エッジ候補の見つけ方:探索と確認を分ける
エッジ発見の入口は、チャート観察、取引日誌、市場制度、経済的な仕組み、探索的な集計です。曜日、時間帯、ボラティリティ、方向、イベント前後などに分けると差が見えることがあります。ただし、探索に使ったデータ上の差は候補を作った証拠であり、そのまま採用の証拠にはなりません。
- 観察:何が違って見えるかを記録する。
- 仕組み:なぜ差が生まれ得るか、参加者・制度・執行の理由を考える。
- 仕様化:入口、出口、期限、コスト、失敗条件を固定する。
- 比較:同じ時刻・保有時間・方向比率を持つコントロール群との差を測る。
- 確認:探索に使っていない期間やデータで再評価する。
切り口を増やすほど偶然の好成績も見つかります。探索時に比較した条件と選択過程を保存し、確認用データを触る前に仮説を固定します。試行会計と多重検定補正は試行回数NとDSRで扱います。
よくある間違い
結果を見てから「本物の形」を決める
伸びた場面だけを本物のブレイクと呼ぶと、失敗例が定義から消えます。トリガーは結果を知らない時点で判定できる必要があります。
期限を決めない
「いつか上がる」はほぼ反証できません。8本後、当日クローズなど、失敗を確定できる期限を置きます。
勝率だけで成功にする
無条件でも同程度に上がる市場なら、勝率が高くても追加情報はありません。比較対象との差を見ます。
実戦課題
自分がよく使う曖昧な言葉を1つ選び、7項目を埋めてください。まだバックテストは実行せず、まず仕様だけを保存します。保存日時と仮説IDを付けると、後から条件を動かした履歴を追えます。

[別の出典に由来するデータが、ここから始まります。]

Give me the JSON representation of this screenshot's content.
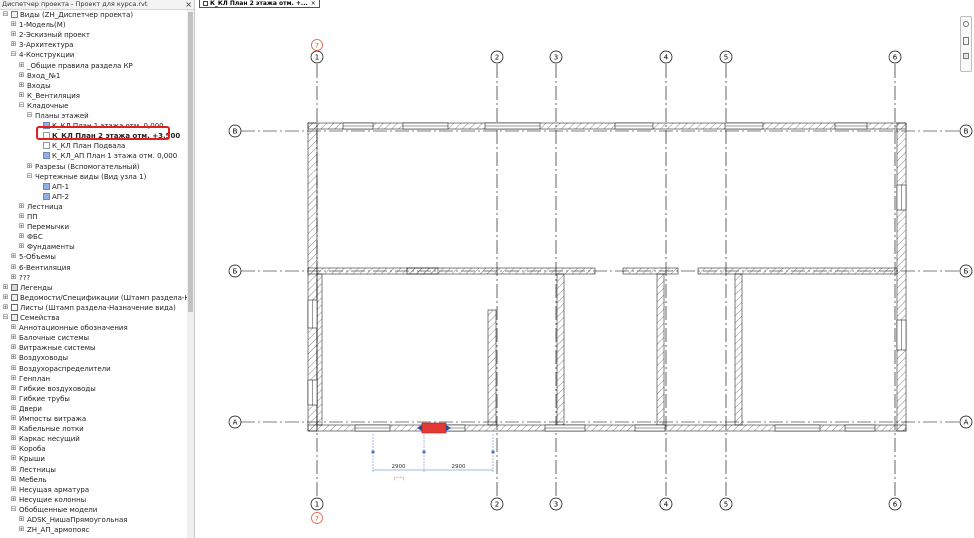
{
  "browser": {
    "title": "Диспетчер проекта - Проект для курса.rvt",
    "close_glyph": "×",
    "highlight_color": "#e02020",
    "items": [
      {
        "label": "Виды (ZH_Диспетчер проекта)",
        "indent": 0,
        "toggle": "⊟",
        "icon": "views-icon",
        "bold": false
      },
      {
        "label": "1-Модель(М)",
        "indent": 1,
        "toggle": "⊞",
        "icon": "",
        "bold": false
      },
      {
        "label": "2-Эскизный проект",
        "indent": 1,
        "toggle": "⊞",
        "icon": "",
        "bold": false
      },
      {
        "label": "3-Архитектура",
        "indent": 1,
        "toggle": "⊞",
        "icon": "",
        "bold": false
      },
      {
        "label": "4-Конструкции",
        "indent": 1,
        "toggle": "⊟",
        "icon": "",
        "bold": false
      },
      {
        "label": "_Общие правила раздела КР",
        "indent": 2,
        "toggle": "⊞",
        "icon": "",
        "bold": false
      },
      {
        "label": "Вход_№1",
        "indent": 2,
        "toggle": "⊞",
        "icon": "",
        "bold": false
      },
      {
        "label": "Входы",
        "indent": 2,
        "toggle": "⊞",
        "icon": "",
        "bold": false
      },
      {
        "label": "К_Вентиляция",
        "indent": 2,
        "toggle": "⊞",
        "icon": "",
        "bold": false
      },
      {
        "label": "Кладочные",
        "indent": 2,
        "toggle": "⊟",
        "icon": "",
        "bold": false
      },
      {
        "label": "Планы этажей",
        "indent": 3,
        "toggle": "⊟",
        "icon": "",
        "bold": false
      },
      {
        "label": "К_КЛ План 1 этажа отм. 0,000",
        "indent": 4,
        "toggle": "",
        "icon": "plan-icon",
        "bold": false
      },
      {
        "label": "К_КЛ План 2 этажа отм. +3,500",
        "indent": 4,
        "toggle": "",
        "icon": "blank-icon",
        "bold": true
      },
      {
        "label": "К_КЛ План Подвала",
        "indent": 4,
        "toggle": "",
        "icon": "blank-icon",
        "bold": false
      },
      {
        "label": "К_КЛ_АП План 1 этажа отм. 0,000",
        "indent": 4,
        "toggle": "",
        "icon": "plan-icon",
        "bold": false
      },
      {
        "label": "Разрезы (Вспомогательный)",
        "indent": 3,
        "toggle": "⊞",
        "icon": "",
        "bold": false
      },
      {
        "label": "Чертежные виды (Вид узла 1)",
        "indent": 3,
        "toggle": "⊟",
        "icon": "",
        "bold": false
      },
      {
        "label": "АП-1",
        "indent": 4,
        "toggle": "",
        "icon": "plan-icon",
        "bold": false
      },
      {
        "label": "АП-2",
        "indent": 4,
        "toggle": "",
        "icon": "plan-icon",
        "bold": false
      },
      {
        "label": "Лестница",
        "indent": 2,
        "toggle": "⊞",
        "icon": "",
        "bold": false
      },
      {
        "label": "ПП",
        "indent": 2,
        "toggle": "⊞",
        "icon": "",
        "bold": false
      },
      {
        "label": "Перемычки",
        "indent": 2,
        "toggle": "⊞",
        "icon": "",
        "bold": false
      },
      {
        "label": "ФБС",
        "indent": 2,
        "toggle": "⊞",
        "icon": "",
        "bold": false
      },
      {
        "label": "Фундаменты",
        "indent": 2,
        "toggle": "⊞",
        "icon": "",
        "bold": false
      },
      {
        "label": "5-Объемы",
        "indent": 1,
        "toggle": "⊞",
        "icon": "",
        "bold": false
      },
      {
        "label": "6-Вентиляция",
        "indent": 1,
        "toggle": "⊞",
        "icon": "",
        "bold": false
      },
      {
        "label": "???",
        "indent": 1,
        "toggle": "⊞",
        "icon": "",
        "bold": false
      },
      {
        "label": "Легенды",
        "indent": 0,
        "toggle": "⊞",
        "icon": "legend-icon",
        "bold": false
      },
      {
        "label": "Ведомости/Спецификации (Штамп раздела-Назначе",
        "indent": 0,
        "toggle": "⊞",
        "icon": "schedule-icon",
        "bold": false
      },
      {
        "label": "Листы (Штамп раздела-Назначение вида)",
        "indent": 0,
        "toggle": "⊞",
        "icon": "sheet-icon",
        "bold": false
      },
      {
        "label": "Семейства",
        "indent": 0,
        "toggle": "⊟",
        "icon": "family-icon",
        "bold": false
      },
      {
        "label": "Аннотационные обозначения",
        "indent": 1,
        "toggle": "⊞",
        "icon": "",
        "bold": false
      },
      {
        "label": "Балочные системы",
        "indent": 1,
        "toggle": "⊞",
        "icon": "",
        "bold": false
      },
      {
        "label": "Витражные системы",
        "indent": 1,
        "toggle": "⊞",
        "icon": "",
        "bold": false
      },
      {
        "label": "Воздуховоды",
        "indent": 1,
        "toggle": "⊞",
        "icon": "",
        "bold": false
      },
      {
        "label": "Воздухораспределители",
        "indent": 1,
        "toggle": "⊞",
        "icon": "",
        "bold": false
      },
      {
        "label": "Генплан",
        "indent": 1,
        "toggle": "⊞",
        "icon": "",
        "bold": false
      },
      {
        "label": "Гибкие воздуховоды",
        "indent": 1,
        "toggle": "⊞",
        "icon": "",
        "bold": false
      },
      {
        "label": "Гибкие трубы",
        "indent": 1,
        "toggle": "⊞",
        "icon": "",
        "bold": false
      },
      {
        "label": "Двери",
        "indent": 1,
        "toggle": "⊞",
        "icon": "",
        "bold": false
      },
      {
        "label": "Импосты витража",
        "indent": 1,
        "toggle": "⊞",
        "icon": "",
        "bold": false
      },
      {
        "label": "Кабельные лотки",
        "indent": 1,
        "toggle": "⊞",
        "icon": "",
        "bold": false
      },
      {
        "label": "Каркас несущий",
        "indent": 1,
        "toggle": "⊞",
        "icon": "",
        "bold": false
      },
      {
        "label": "Короба",
        "indent": 1,
        "toggle": "⊞",
        "icon": "",
        "bold": false
      },
      {
        "label": "Крыши",
        "indent": 1,
        "toggle": "⊞",
        "icon": "",
        "bold": false
      },
      {
        "label": "Лестницы",
        "indent": 1,
        "toggle": "⊞",
        "icon": "",
        "bold": false
      },
      {
        "label": "Мебель",
        "indent": 1,
        "toggle": "⊞",
        "icon": "",
        "bold": false
      },
      {
        "label": "Несущая арматура",
        "indent": 1,
        "toggle": "⊞",
        "icon": "",
        "bold": false
      },
      {
        "label": "Несущие колонны",
        "indent": 1,
        "toggle": "⊞",
        "icon": "",
        "bold": false
      },
      {
        "label": "Обобщенные модели",
        "indent": 1,
        "toggle": "⊟",
        "icon": "",
        "bold": false
      },
      {
        "label": "ADSK_НишаПрямоугольная",
        "indent": 2,
        "toggle": "⊞",
        "icon": "",
        "bold": false
      },
      {
        "label": "ZH_АП_армопояс",
        "indent": 2,
        "toggle": "⊞",
        "icon": "",
        "bold": false
      }
    ]
  },
  "view": {
    "tab_label": "К_КЛ План 2 этажа отм. +...",
    "tab_close": "×",
    "grid_columns": [
      "1",
      "2",
      "3",
      "4",
      "5",
      "6"
    ],
    "grid_rows": [
      "В",
      "Б",
      "А"
    ],
    "section_marker": "7",
    "dimensions": [
      "2900",
      "2900"
    ],
    "dimension_note": "(^^)",
    "colors": {
      "grid_bubble_marker": "#e0553a",
      "dimension": "#4a72c8",
      "selected_element": "#e53935",
      "hatch": "#555555"
    }
  }
}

「強いDisplacement」「きれいなFVG」のような裁量語を実体倍率、ATR比率、回帰期限へ変える例はICT手法をバックテストするで扱います。
チェックリスト
- 探索データと確認データを分けた
- 同じデータなら別の人も同じシグナルを作れる
- 予測する結果と期限が数値で決まっている
- 失敗条件を先に書いた
- データ提供元と時刻規約を記録した
- 結果後の変更は別試行だと理解した
ミニテスト
4問で確認します。
Q1. 検証可能な仮説に必須なのは?
外れたと判定できる条件が必要です。
Q2. 「いつか価格が戻る」の問題は?
期限のない予測は反証できません。
Q3. 結果を見てから条件を変えた場合は?
選択を伴う変更は試行回数に加えます。
Q4. FXの時間帯仮説で記録すべきものは?
時刻規約が違えば同じ条件を再現できません。